Memories of 'The Quiet Season'
Celebrated rural historian, Jerry Apps, recalls the sights, sounds, sentiments — and yes, the chill — of winters on the farm in his newest Wisconsin Historical Society Press book, 'The Quiet Season: Remembering Country Winters.' He shares stories of growing up and keeping warm on a farm in central Wisconsin in the 1930s and early '40s. His memories are of a "quieter season, a winter world that existed before electricity when farmers milked cows by hand by the light of a kerosene lantern. It was an era when a major part of every winter's work was 'making wood' to heat drafty farm homes and rural country schools and when a lack of indoor plumbing meant every morning began with a rousingly cold dash to an outhouse.
A Time of Reflection
Wisconsin winters then were also a time of reflection, of planning for the next year, and of families drawing together, a "quiet season" that profoundly influenced those who grew up with harsh northern winters.

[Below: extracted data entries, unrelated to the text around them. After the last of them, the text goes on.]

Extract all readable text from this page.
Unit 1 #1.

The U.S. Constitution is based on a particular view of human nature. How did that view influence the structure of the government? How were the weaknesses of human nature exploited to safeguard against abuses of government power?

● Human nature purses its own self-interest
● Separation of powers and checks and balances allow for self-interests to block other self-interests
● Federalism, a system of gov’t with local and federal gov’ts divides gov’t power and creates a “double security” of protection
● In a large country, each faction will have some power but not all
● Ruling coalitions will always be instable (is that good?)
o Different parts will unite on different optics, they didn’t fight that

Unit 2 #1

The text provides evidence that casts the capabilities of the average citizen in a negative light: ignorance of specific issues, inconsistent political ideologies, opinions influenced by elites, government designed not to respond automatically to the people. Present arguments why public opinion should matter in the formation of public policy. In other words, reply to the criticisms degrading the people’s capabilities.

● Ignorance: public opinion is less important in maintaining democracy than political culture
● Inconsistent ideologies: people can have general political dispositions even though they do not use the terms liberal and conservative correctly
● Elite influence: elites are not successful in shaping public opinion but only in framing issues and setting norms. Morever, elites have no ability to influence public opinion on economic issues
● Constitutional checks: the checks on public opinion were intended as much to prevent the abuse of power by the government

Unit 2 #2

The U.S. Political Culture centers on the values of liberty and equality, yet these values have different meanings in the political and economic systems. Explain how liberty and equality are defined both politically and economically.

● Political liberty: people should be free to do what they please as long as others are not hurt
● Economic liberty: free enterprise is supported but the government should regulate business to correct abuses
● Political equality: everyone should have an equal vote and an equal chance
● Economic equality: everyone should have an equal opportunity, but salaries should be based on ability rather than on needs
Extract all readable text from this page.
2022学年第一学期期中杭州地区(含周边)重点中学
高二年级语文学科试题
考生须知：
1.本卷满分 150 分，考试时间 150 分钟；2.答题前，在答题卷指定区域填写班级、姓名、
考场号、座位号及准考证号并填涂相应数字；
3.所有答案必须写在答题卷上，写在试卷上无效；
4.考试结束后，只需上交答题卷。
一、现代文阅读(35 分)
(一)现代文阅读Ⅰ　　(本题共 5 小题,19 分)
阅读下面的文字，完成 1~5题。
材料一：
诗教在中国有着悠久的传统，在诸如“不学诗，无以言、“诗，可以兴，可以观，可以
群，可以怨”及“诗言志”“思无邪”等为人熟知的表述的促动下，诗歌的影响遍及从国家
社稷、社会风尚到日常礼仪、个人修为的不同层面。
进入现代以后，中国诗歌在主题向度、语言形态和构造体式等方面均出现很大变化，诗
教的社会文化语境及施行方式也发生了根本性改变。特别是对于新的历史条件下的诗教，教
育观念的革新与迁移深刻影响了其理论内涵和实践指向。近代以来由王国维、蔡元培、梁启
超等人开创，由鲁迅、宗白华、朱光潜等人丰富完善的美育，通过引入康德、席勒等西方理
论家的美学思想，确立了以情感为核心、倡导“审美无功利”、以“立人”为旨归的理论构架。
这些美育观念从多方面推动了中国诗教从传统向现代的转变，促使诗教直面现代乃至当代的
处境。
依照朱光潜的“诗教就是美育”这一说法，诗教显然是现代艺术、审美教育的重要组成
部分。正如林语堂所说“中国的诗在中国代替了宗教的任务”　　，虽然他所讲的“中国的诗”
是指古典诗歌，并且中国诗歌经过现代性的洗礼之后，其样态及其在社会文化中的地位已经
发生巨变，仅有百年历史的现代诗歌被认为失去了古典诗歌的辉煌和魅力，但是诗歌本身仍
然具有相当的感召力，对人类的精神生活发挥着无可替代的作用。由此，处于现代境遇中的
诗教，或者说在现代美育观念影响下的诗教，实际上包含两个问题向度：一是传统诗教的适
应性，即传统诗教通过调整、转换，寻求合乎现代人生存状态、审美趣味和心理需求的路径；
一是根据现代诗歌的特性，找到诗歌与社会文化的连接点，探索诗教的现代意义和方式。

An e-book version of "The Quiet Season" is also available. In addition, Wisconsin Public Television will air a documentary based upon Apps' "The Quiet Season." The production, "A Farm Winter with Jerry Apps," will debut in early December, and sneak previews of the show are part of many book events this fall (see below).
About the Author
Jerry Apps was born and raised on a central Wisconsin farm before electricity, indoor plumbing and central heating came to the country. He has been a rural historian and environmental writer for more than 40 years and has published fiction and nonfiction books on many rural topics, including: 'Limping through Life: A Farm Boy's Polio Memoir'; 'Old Farm: A History'; 'Garden Wisdom: Lessons Learned from 60 Years of Gardening'; 'Ringlingville USA: The Stupendous Story of Seven Siblings and Their Stunning Circus Success'; 'Casper Jaggi: Master Swiss Cheese Maker'; and 'Horse-Drawn Days: A Century of Farming with Horses' for the Wisconsin Historical Society Press. He is a former county extension agent and professor emeritus at the University of Wisconsin College of Agricultural and Life Sciences. Jerry and his wife Ruth divide their time between their home in Madison and their farm, Roshara, west of Wild Rose.